Avanzamos entre mosaicos procedentes de “chalés” de los romanos, (que ellos llamaban villas), en los alrededores de una ciudad que todavía no lo era; sin rastro de visigodos que no “existían” pero vivían por aquí cuando llegaron los musulmanes; murallas, edificios antiguos desaparecidos,… Todo eso encontramos en este museo que fue la casa en la que vivió nuestro patrón San Isidro, zahorí de oficio, es decir buscador de agua o pocero, y del que están recogidos aquí vestigios, entre ellos el popular pozo del milagro de su hijo.

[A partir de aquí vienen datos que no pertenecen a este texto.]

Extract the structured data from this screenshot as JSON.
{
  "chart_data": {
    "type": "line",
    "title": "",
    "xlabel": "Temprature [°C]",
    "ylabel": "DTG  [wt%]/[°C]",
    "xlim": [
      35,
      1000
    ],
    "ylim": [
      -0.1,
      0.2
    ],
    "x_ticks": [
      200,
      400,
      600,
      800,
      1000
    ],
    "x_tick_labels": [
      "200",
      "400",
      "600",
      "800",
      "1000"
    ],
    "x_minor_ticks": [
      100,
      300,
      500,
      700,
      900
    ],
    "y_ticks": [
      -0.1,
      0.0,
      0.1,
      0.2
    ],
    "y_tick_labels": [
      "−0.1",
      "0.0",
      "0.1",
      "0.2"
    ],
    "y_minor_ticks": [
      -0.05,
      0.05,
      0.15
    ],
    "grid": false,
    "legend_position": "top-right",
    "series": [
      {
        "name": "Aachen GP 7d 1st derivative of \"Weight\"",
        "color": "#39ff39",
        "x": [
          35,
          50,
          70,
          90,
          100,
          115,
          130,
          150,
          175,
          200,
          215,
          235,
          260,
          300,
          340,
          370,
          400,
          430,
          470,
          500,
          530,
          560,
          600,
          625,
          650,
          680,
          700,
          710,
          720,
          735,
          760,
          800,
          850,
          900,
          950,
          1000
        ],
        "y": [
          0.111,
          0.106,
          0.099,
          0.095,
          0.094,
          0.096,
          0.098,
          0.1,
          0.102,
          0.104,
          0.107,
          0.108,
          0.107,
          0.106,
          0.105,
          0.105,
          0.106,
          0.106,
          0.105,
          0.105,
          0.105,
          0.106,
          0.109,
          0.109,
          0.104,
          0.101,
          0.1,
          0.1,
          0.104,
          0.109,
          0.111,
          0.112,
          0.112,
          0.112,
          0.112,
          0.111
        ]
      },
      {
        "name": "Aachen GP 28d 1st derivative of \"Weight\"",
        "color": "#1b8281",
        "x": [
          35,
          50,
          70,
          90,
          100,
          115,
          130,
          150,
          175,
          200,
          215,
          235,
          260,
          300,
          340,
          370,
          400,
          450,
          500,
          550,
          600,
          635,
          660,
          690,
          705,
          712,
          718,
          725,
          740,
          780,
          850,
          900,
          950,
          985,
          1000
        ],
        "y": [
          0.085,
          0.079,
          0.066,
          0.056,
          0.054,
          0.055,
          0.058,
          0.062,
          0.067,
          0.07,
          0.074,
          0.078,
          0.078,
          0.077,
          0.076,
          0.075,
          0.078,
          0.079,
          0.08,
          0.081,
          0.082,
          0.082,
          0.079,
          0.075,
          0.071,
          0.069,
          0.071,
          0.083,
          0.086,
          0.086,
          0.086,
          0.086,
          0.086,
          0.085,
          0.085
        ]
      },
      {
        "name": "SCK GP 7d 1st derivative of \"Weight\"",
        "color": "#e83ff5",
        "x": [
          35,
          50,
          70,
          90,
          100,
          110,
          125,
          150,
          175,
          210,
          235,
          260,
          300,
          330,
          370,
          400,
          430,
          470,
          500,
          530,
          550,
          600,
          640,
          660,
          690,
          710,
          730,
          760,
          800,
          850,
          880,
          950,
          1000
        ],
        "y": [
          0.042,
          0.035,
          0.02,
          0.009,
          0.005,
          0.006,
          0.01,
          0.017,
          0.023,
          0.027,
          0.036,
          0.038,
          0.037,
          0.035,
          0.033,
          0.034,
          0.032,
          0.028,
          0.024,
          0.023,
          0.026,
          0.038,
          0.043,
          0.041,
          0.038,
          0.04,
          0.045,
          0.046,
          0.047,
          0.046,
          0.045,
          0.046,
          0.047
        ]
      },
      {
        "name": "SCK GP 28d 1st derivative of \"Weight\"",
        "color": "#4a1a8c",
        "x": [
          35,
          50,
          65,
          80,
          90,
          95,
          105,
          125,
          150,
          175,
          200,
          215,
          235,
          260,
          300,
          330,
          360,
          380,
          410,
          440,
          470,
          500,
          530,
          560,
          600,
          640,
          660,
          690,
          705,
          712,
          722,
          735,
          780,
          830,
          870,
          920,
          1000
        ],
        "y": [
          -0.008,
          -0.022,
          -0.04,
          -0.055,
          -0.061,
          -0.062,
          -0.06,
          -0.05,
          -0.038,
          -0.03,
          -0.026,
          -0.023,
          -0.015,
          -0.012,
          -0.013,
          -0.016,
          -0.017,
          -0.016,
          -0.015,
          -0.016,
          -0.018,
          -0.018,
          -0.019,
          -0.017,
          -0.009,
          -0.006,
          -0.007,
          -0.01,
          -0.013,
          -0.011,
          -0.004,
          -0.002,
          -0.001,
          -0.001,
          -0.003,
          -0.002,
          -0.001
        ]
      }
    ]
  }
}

Afuera, realizando escorzos meticulosamente diseñados por Fidel, adecuados para ver lo que nos quería enseñar, seguimos caminando entre antiguas iglesias mudéjares, que antes habían sido minaretes de mezquitas, por calles que primero fueron barrio de los que aquí se llamaron moros, fundadores de Mayrit, “el lugar por donde corre el agua”; y luego hogar de cristianos viejos.
Es el barrio al que da nombre una humilde zamorana, Beatriz Galindo la Latina, preceptora de los hijos de los Reyes Católicos; en donde encontramos antiguos palacios de los poderosos de la época, incondicionales de los reyes, los Vargas, (señores de San Isidro), los Laso de Castilla…
Y más allá la muralla árabe, la catedral de la Almudena; San Nicolás, la iglesia más antigua de Madrid; más palacios, y cárceles de señores y de vasallos; conventos escondidos dónde venden dulces únicos; y un símbolo heráldico con reminiscencias scouts: el dragón alado que formó parte del escudo de Madrid, y que se puede contemplar en varias fachadas.
Con la gasolina justa, y los estómagos tocando a rebato, Fidel nos sometió a una prueba de resistencia scout: pasar por en medio de los aromas a delicadezas culinarias del antiguo mercado de San Miguel, sin pararnos a probarlas, antes de llegar a la plaza Mayor, donde, en un versión que supone una síntesis de las dos corrientes scouts, entonamos la canción de la despedida ante la mirada sorprendida de los numerosos viandantes que a esa hora del yantar pululaban por la plaza.
Por fin el premio prometido, un “relaxing bocata calamares con cerveza”, esta sí delicatesen típica de Madrid. Y para acabar en paz, con la torrija, la que venden en una antigua tasca-santuario en donde se pueden encontrar todo el año, en la empinada calle de la Paz, cerca de la puerta del Sol.